Jair Bolsonaro desvaloriza violência policial no Brasil
“Coloquei o meu corpo na frente das mães e das crianças que estavam ali e atirei. E atiraria de novo. Agi como mãe e como policial. Agi com a coragem que sempre tive. E eu não farei diferente como deputada”.
A narração de uma candidata a deputada federal pelo Partido da República (PR), num “post” de propaganda como “Policial Kátia Sastre”, em cuja página enverga a farda da Polícia Militar (PM), acompanha um vídeo em que surge, à paisana, a disparar sobre um presumível assaltante à porta da escola da filha.
Ocorrido em maio, o incidente, que causou a morte do jovem de 20 anos, justificado pela cabo da PM como ato de legítima defesa, é apenas mais um nas estatísticas cada vez mais preocupantes da violência policial no Brasil.
ESTADO DE S. PAULO CAMPEÃO
No ano passado, 5159 pessoas foram mortas por polícias em serviço e fora de serviço, correspondendo a 8,1% do total de 63 895 mortes violentas intencionais no país, segundo o último Anuário Brasi- leiro de Segurança Pública.
O uso do vídeo na campanha gerou protestos, mas rendeu popularidade. Foi a sétima mais votada (264 013 votos) dos 70 eleitos para a Câmara dos Deputados pelo estado brasileiro de S. Paulo – o campeão da violência policial.
Segundo o anuário, publicado pelo Forum Brasileiro de Segurança, das 4831 mortes intencionais naquele estado, 940 (19,5%) foram devidas a intervenções policiais, em serviço ou não.
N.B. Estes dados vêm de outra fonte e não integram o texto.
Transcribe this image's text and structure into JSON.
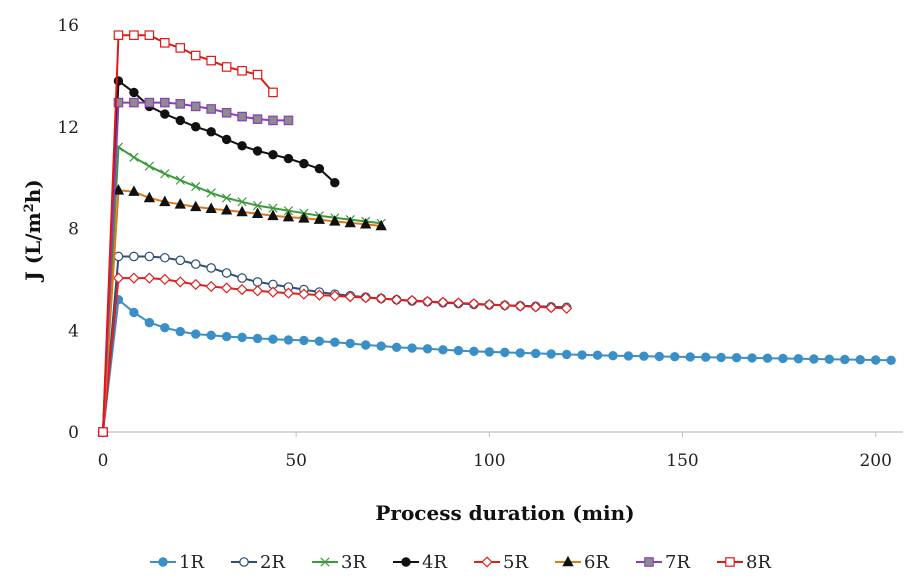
{
  "chart_data": {
    "type": "line",
    "title": "",
    "xlabel": "Process duration (min)",
    "ylabel": "J (L/m²h)",
    "ylabel_main": "J (L/m",
    "ylabel_sup": "2",
    "ylabel_end": "h)",
    "xlim": [
      0,
      205
    ],
    "ylim": [
      0,
      16
    ],
    "xticks": [
      0,
      50,
      100,
      150,
      200
    ],
    "yticks": [
      0,
      4,
      8,
      12,
      16
    ],
    "grid": false,
    "legend_position": "bottom",
    "series": [
      {
        "name": "1R",
        "color": "#3a8fc7",
        "marker": "circle-filled",
        "x": [
          0,
          4,
          8,
          12,
          16,
          20,
          24,
          28,
          32,
          36,
          40,
          44,
          48,
          52,
          56,
          60,
          64,
          68,
          72,
          76,
          80,
          84,
          88,
          92,
          96,
          100,
          104,
          108,
          112,
          116,
          120,
          124,
          128,
          132,
          136,
          140,
          144,
          148,
          152,
          156,
          160,
          164,
          168,
          172,
          176,
          180,
          184,
          188,
          192,
          196,
          200,
          204
        ],
        "y": [
          0,
          5.2,
          4.7,
          4.3,
          4.1,
          3.95,
          3.85,
          3.8,
          3.75,
          3.72,
          3.68,
          3.65,
          3.62,
          3.6,
          3.57,
          3.53,
          3.48,
          3.42,
          3.38,
          3.33,
          3.3,
          3.27,
          3.23,
          3.2,
          3.17,
          3.15,
          3.13,
          3.11,
          3.09,
          3.07,
          3.05,
          3.03,
          3.02,
          3.0,
          2.99,
          2.98,
          2.97,
          2.96,
          2.95,
          2.94,
          2.93,
          2.92,
          2.91,
          2.9,
          2.89,
          2.88,
          2.87,
          2.86,
          2.85,
          2.84,
          2.83,
          2.82
        ]
      },
      {
        "name": "2R",
        "color": "#2f4f74",
        "marker": "circle-open",
        "x": [
          0,
          4,
          8,
          12,
          16,
          20,
          24,
          28,
          32,
          36,
          40,
          44,
          48,
          52,
          56,
          60,
          64,
          68,
          72,
          76,
          80,
          84,
          88,
          92,
          96,
          100,
          104,
          108,
          112,
          116,
          120
        ],
        "y": [
          0,
          6.9,
          6.9,
          6.9,
          6.85,
          6.75,
          6.6,
          6.45,
          6.25,
          6.05,
          5.9,
          5.8,
          5.7,
          5.6,
          5.5,
          5.42,
          5.36,
          5.3,
          5.25,
          5.2,
          5.15,
          5.12,
          5.08,
          5.05,
          5.02,
          5.0,
          4.98,
          4.96,
          4.94,
          4.92,
          4.9
        ]
      },
      {
        "name": "3R",
        "color": "#3c9a3c",
        "marker": "x",
        "x": [
          0,
          4,
          8,
          12,
          16,
          20,
          24,
          28,
          32,
          36,
          40,
          44,
          48,
          52,
          56,
          60,
          64,
          68,
          72
        ],
        "y": [
          0,
          11.2,
          10.8,
          10.45,
          10.15,
          9.9,
          9.65,
          9.4,
          9.2,
          9.05,
          8.9,
          8.8,
          8.7,
          8.6,
          8.5,
          8.42,
          8.35,
          8.28,
          8.2
        ]
      },
      {
        "name": "4R",
        "color": "#111111",
        "marker": "circle-filled",
        "x": [
          0,
          4,
          8,
          12,
          16,
          20,
          24,
          28,
          32,
          36,
          40,
          44,
          48,
          52,
          56,
          60
        ],
        "y": [
          0,
          13.8,
          13.35,
          12.8,
          12.5,
          12.25,
          12.0,
          11.8,
          11.5,
          11.25,
          11.05,
          10.9,
          10.75,
          10.55,
          10.35,
          9.8
        ]
      },
      {
        "name": "5R",
        "color": "#e02020",
        "marker": "diamond-open",
        "x": [
          0,
          4,
          8,
          12,
          16,
          20,
          24,
          28,
          32,
          36,
          40,
          44,
          48,
          52,
          56,
          60,
          64,
          68,
          72,
          76,
          80,
          84,
          88,
          92,
          96,
          100,
          104,
          108,
          112,
          116,
          120
        ],
        "y": [
          0,
          6.05,
          6.05,
          6.05,
          6.0,
          5.9,
          5.8,
          5.72,
          5.66,
          5.6,
          5.55,
          5.5,
          5.46,
          5.42,
          5.38,
          5.35,
          5.32,
          5.28,
          5.25,
          5.2,
          5.17,
          5.13,
          5.1,
          5.07,
          5.04,
          5.01,
          4.98,
          4.95,
          4.92,
          4.89,
          4.86
        ]
      },
      {
        "name": "6R",
        "color": "#e07818",
        "marker": "triangle-filled",
        "x": [
          0,
          4,
          8,
          12,
          16,
          20,
          24,
          28,
          32,
          36,
          40,
          44,
          48,
          52,
          56,
          60,
          64,
          68,
          72
        ],
        "y": [
          0,
          9.5,
          9.45,
          9.2,
          9.05,
          8.95,
          8.85,
          8.78,
          8.72,
          8.65,
          8.58,
          8.5,
          8.45,
          8.4,
          8.35,
          8.28,
          8.22,
          8.17,
          8.1
        ]
      },
      {
        "name": "7R",
        "color": "#8a3fb8",
        "marker": "square-filled",
        "x": [
          0,
          4,
          8,
          12,
          16,
          20,
          24,
          28,
          32,
          36,
          40,
          44,
          48
        ],
        "y": [
          0,
          12.95,
          12.95,
          12.95,
          12.95,
          12.9,
          12.8,
          12.7,
          12.55,
          12.4,
          12.3,
          12.25,
          12.25
        ]
      },
      {
        "name": "8R",
        "color": "#e01818",
        "marker": "square-open",
        "x": [
          0,
          4,
          8,
          12,
          16,
          20,
          24,
          28,
          32,
          36,
          40,
          44
        ],
        "y": [
          0,
          15.6,
          15.6,
          15.6,
          15.3,
          15.1,
          14.8,
          14.6,
          14.35,
          14.2,
          14.05,
          13.35
        ]
      }
    ]
  }
}
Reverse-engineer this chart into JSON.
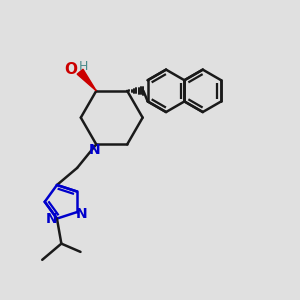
{
  "bg_color": "#e0e0e0",
  "bond_color": "#1a1a1a",
  "n_color": "#0000cc",
  "o_color": "#cc0000",
  "h_color": "#4a8a8a",
  "lw": 1.8,
  "figsize": [
    3.0,
    3.0
  ],
  "dpi": 100,
  "xlim": [
    0,
    10
  ],
  "ylim": [
    0,
    10
  ]
}
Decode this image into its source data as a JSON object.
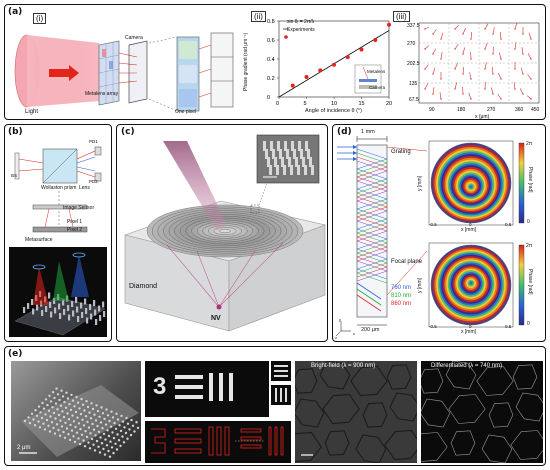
{
  "panels": {
    "a": {
      "tag": "(a)",
      "sub_i": "(i)",
      "sub_ii": "(ii)",
      "sub_iii": "(iii)",
      "labels": {
        "light": "Light",
        "metalens_array": "Metalens array",
        "camera": "Camera",
        "one_pixel": "One pixel",
        "metalens": "Metalens",
        "camera_inset": "Camera"
      },
      "legend": {
        "theory": "sin θᵢ = 2π/λ",
        "experiments": "Experiments"
      }
    },
    "b": {
      "tag": "(b)",
      "labels": {
        "wollaston": "Wollaston prism",
        "lens": "Lens",
        "image_sensor": "Image Sensor",
        "pixel1": "Pixel 1",
        "pixel2": "Pixel 2",
        "metasurface": "Metasurface",
        "pd1": "PD1",
        "pd2": "PD2",
        "bs": "BS"
      }
    },
    "c": {
      "tag": "(c)",
      "labels": {
        "diamond": "Diamond",
        "nv": "NV"
      }
    },
    "d": {
      "tag": "(d)",
      "labels": {
        "scale_top": "1 mm",
        "grating": "Grating",
        "focal_plane": "Focal plane",
        "wl1": "760 nm",
        "wl2": "810 nm",
        "wl3": "860 nm",
        "scale_bottom": "200 μm",
        "x_label": "x [mm]",
        "y_label": "y [mm]",
        "phase_label": "Phase [rad]",
        "cb_top": "2π",
        "cb_bottom": "0",
        "ticks_x": [
          "-0.5",
          "0",
          "0.5"
        ],
        "ticks_y": [
          "0.5",
          "0",
          "-0.5"
        ],
        "axes_x": "x",
        "axes_y": "y",
        "axes_z": "z"
      }
    },
    "e": {
      "tag": "(e)",
      "labels": {
        "scalebar_sem": "2 μm",
        "digit": "3",
        "bright_field": "Bright-field (λ = 900 nm)",
        "differentiated": "Differentiated (λ = 740 nm)"
      }
    }
  },
  "chart_data": {
    "type": "scatter",
    "title": "",
    "xlabel": "Angle of incidence θ (°)",
    "ylabel": "Phase gradient (rad μm⁻¹)",
    "xlim": [
      0,
      20
    ],
    "ylim": [
      0,
      0.8
    ],
    "x_ticks": [
      0,
      5,
      10,
      15,
      20
    ],
    "y_ticks": [
      "0",
      "0.2",
      "0.4",
      "0.6",
      "0.8"
    ],
    "legend_position": "top-left",
    "series": [
      {
        "name": "sin θᵢ = 2π/λ",
        "kind": "line",
        "x": [
          0,
          20
        ],
        "y": [
          0.0,
          0.7
        ]
      },
      {
        "name": "Experiments",
        "kind": "points",
        "x": [
          2.5,
          5,
          7.5,
          10,
          12.5,
          15,
          17.5,
          20
        ],
        "y": [
          0.12,
          0.21,
          0.28,
          0.34,
          0.42,
          0.5,
          0.6,
          0.76
        ]
      }
    ]
  },
  "colors": {
    "red": "#e3241b",
    "magenta": "#b5307a",
    "blue": "#2b63d9",
    "green": "#1fa83a"
  }
}
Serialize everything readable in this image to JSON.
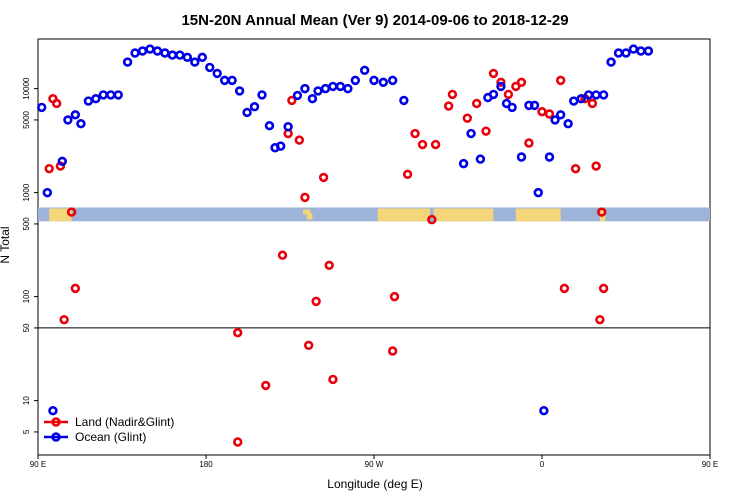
{
  "chart_data": {
    "type": "scatter",
    "title": "15N-20N Annual Mean (Ver 9)   2014-09-06 to 2018-12-29",
    "xlabel": "Longitude (deg E)",
    "ylabel": "N Total",
    "xlim": [
      90,
      450
    ],
    "ylim": [
      3,
      30000
    ],
    "y_scale": "log",
    "grid": false,
    "x_ticks": [
      {
        "value": 90,
        "label": "90 E"
      },
      {
        "value": 180,
        "label": "180"
      },
      {
        "value": 270,
        "label": "90 W"
      },
      {
        "value": 360,
        "label": "0"
      },
      {
        "value": 450,
        "label": "90 E"
      },
      {
        "value": 540,
        "label": "180"
      }
    ],
    "y_ticks": [
      {
        "value": 5,
        "label": "5"
      },
      {
        "value": 10,
        "label": "10"
      },
      {
        "value": 50,
        "label": "50"
      },
      {
        "value": 100,
        "label": "100"
      },
      {
        "value": 500,
        "label": "500"
      },
      {
        "value": 1000,
        "label": "1000"
      },
      {
        "value": 5000,
        "label": "5000"
      },
      {
        "value": 10000,
        "label": "10000"
      }
    ],
    "reference_lines": [
      50
    ],
    "map_strip": {
      "y_range": [
        530,
        720
      ],
      "ocean_color": "#9db4d8",
      "land_color": "#f5d57a"
    },
    "legend_position": "bottom-left",
    "series": [
      {
        "name": "Land (Nadir&Glint)",
        "color": "#e8000b",
        "points": [
          [
            96,
            1700
          ],
          [
            98,
            8000
          ],
          [
            100,
            7200
          ],
          [
            102,
            1800
          ],
          [
            104,
            60
          ],
          [
            108,
            650
          ],
          [
            110,
            120
          ],
          [
            197,
            45
          ],
          [
            197,
            4
          ],
          [
            212,
            14
          ],
          [
            221,
            250
          ],
          [
            224,
            3700
          ],
          [
            226,
            7700
          ],
          [
            230,
            3200
          ],
          [
            233,
            900
          ],
          [
            235,
            34
          ],
          [
            239,
            90
          ],
          [
            243,
            1400
          ],
          [
            246,
            200
          ],
          [
            248,
            16
          ],
          [
            280,
            30
          ],
          [
            281,
            100
          ],
          [
            288,
            1500
          ],
          [
            292,
            3700
          ],
          [
            296,
            2900
          ],
          [
            301,
            550
          ],
          [
            303,
            2900
          ],
          [
            310,
            6800
          ],
          [
            312,
            8800
          ],
          [
            320,
            5200
          ],
          [
            325,
            7200
          ],
          [
            330,
            3900
          ],
          [
            334,
            14000
          ],
          [
            338,
            11500
          ],
          [
            342,
            8800
          ],
          [
            346,
            10500
          ],
          [
            349,
            11500
          ],
          [
            353,
            3000
          ],
          [
            360,
            6000
          ],
          [
            364,
            5700
          ],
          [
            370,
            12000
          ],
          [
            372,
            120
          ],
          [
            378,
            1700
          ],
          [
            383,
            8000
          ],
          [
            387,
            7200
          ],
          [
            389,
            1800
          ],
          [
            391,
            60
          ],
          [
            392,
            650
          ],
          [
            393,
            120
          ]
        ]
      },
      {
        "name": "Ocean (Glint)",
        "color": "#0000e6",
        "points": [
          [
            92,
            6600
          ],
          [
            95,
            1000
          ],
          [
            98,
            8
          ],
          [
            103,
            2000
          ],
          [
            106,
            5000
          ],
          [
            110,
            5600
          ],
          [
            113,
            4600
          ],
          [
            117,
            7600
          ],
          [
            121,
            8000
          ],
          [
            125,
            8700
          ],
          [
            129,
            8700
          ],
          [
            133,
            8700
          ],
          [
            138,
            18000
          ],
          [
            142,
            22000
          ],
          [
            146,
            23000
          ],
          [
            150,
            24000
          ],
          [
            154,
            23000
          ],
          [
            158,
            22000
          ],
          [
            162,
            21000
          ],
          [
            166,
            21000
          ],
          [
            170,
            20000
          ],
          [
            174,
            18000
          ],
          [
            178,
            20000
          ],
          [
            182,
            16000
          ],
          [
            186,
            14000
          ],
          [
            190,
            12000
          ],
          [
            194,
            12000
          ],
          [
            198,
            9500
          ],
          [
            202,
            5900
          ],
          [
            206,
            6700
          ],
          [
            210,
            8700
          ],
          [
            214,
            4400
          ],
          [
            217,
            2700
          ],
          [
            220,
            2800
          ],
          [
            224,
            4300
          ],
          [
            229,
            8600
          ],
          [
            233,
            10000
          ],
          [
            237,
            8000
          ],
          [
            240,
            9500
          ],
          [
            244,
            10000
          ],
          [
            248,
            10500
          ],
          [
            252,
            10500
          ],
          [
            256,
            10000
          ],
          [
            260,
            12000
          ],
          [
            265,
            15000
          ],
          [
            270,
            12000
          ],
          [
            275,
            11500
          ],
          [
            280,
            12000
          ],
          [
            286,
            7700
          ],
          [
            318,
            1900
          ],
          [
            322,
            3700
          ],
          [
            327,
            2100
          ],
          [
            331,
            8200
          ],
          [
            334,
            8800
          ],
          [
            338,
            10500
          ],
          [
            341,
            7200
          ],
          [
            344,
            6600
          ],
          [
            349,
            2200
          ],
          [
            353,
            6900
          ],
          [
            356,
            6900
          ],
          [
            358,
            1000
          ],
          [
            361,
            8
          ],
          [
            364,
            2200
          ],
          [
            367,
            5000
          ],
          [
            370,
            5600
          ],
          [
            374,
            4600
          ],
          [
            377,
            7600
          ],
          [
            381,
            8000
          ],
          [
            385,
            8700
          ],
          [
            389,
            8700
          ],
          [
            393,
            8700
          ],
          [
            397,
            18000
          ],
          [
            401,
            22000
          ],
          [
            405,
            22000
          ],
          [
            409,
            24000
          ],
          [
            413,
            23000
          ],
          [
            417,
            23000
          ]
        ]
      }
    ]
  }
}
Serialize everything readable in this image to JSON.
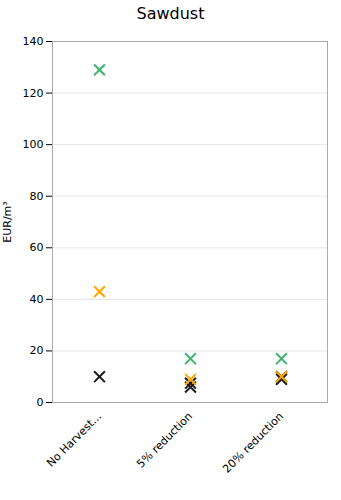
{
  "chart_data": {
    "type": "scatter",
    "title": "Sawdust",
    "ylabel": "EUR/m³",
    "categories": [
      "No Harvest...",
      "5% reduction",
      "20% reduction"
    ],
    "series": [
      {
        "color": "#1a1a1a",
        "marker": "x",
        "x": [
          "No Harvest...",
          "5% reduction",
          "5% reduction",
          "20% reduction",
          "20% reduction"
        ],
        "values": [
          10,
          6,
          7.5,
          9,
          10
        ]
      },
      {
        "color": "#FFA500",
        "marker": "x",
        "x": [
          "No Harvest...",
          "5% reduction",
          "20% reduction"
        ],
        "values": [
          43,
          9,
          10
        ]
      },
      {
        "color": "#3CB371",
        "marker": "x",
        "x": [
          "No Harvest...",
          "5% reduction",
          "20% reduction"
        ],
        "values": [
          129,
          17,
          17
        ]
      }
    ],
    "ylim": [
      0,
      140
    ],
    "yticks": [
      0,
      20,
      40,
      60,
      80,
      100,
      120,
      140
    ],
    "grid": true
  }
}
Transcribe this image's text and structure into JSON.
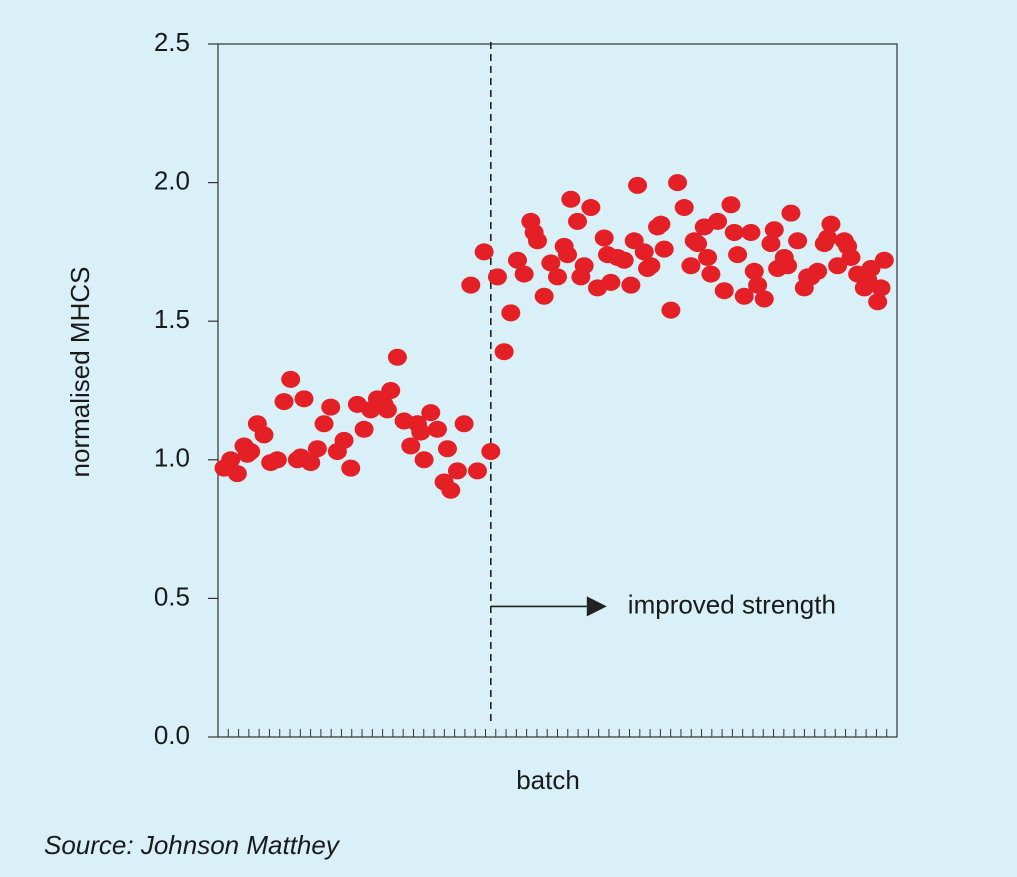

Na capital, a taxa é assustadora: um terço dos 1344 homicídios tem a marca de pólvora policial.
Homenageada pela PM e pelo governador de S. Paulo, a cabo Kátia Sastre é uma heroína para os círculos que defendem mais facilidade do acesso de “pessoas de bem” ao porte de arma e menos pressão sobre os agentes de segurança.
Não é por acaso que ela apoia o candidato de extrema-direita à Presidência, Jair Bolsonaro, que defende proteção do Estado para os agentes das polícias, com o alargamento das causas de exclusão da ilicitude do uso da força, que especialistas encaram com receio de agravamento da violência.
“Os policias precisam de ter a certeza de que, no exercício da sua atividade profissional, serão protegidos por uma retaguarda jurídica. Garantida pelo Estado, através do excludente de ilicitude. Nós brasileiros precisamos de garantir e reconhecer que a vida de um polícia vale muito e o seu trabalho será lembrado por todos nós!”, proclama o candidato de extrema-direita.
HERÓIS NACIONAIS
No seu programa, Jair Bolsonaro critica a Esquerda “preocupada com as mortes associadas a ações policiais” e contrapõe 552 agentes mortos em serviço em 2017, citando a Ordem dos Polícias do Brasil (página indisponível para verifica-
ção), mas que o Anuário refere 367. São “heróis nacionais” cujos nomes promete “gravar no Panteão da Pátria e da Liberdade”.
O programa do candidato de Esquerda, Fernando Haddad, não foge ao tema, mas acentua a necessidade de “modernizar o sistema institucional de segurança”, com a “reforma das polícias” e o “debate sobre a sua militarização”, a qualificação e valorização dos profissionais e das suas condições de trabalho”, o “combate implacável à tortura”, a “priorização da vida, controlo de armas e repactuação das relações entre polícias e comunidades”.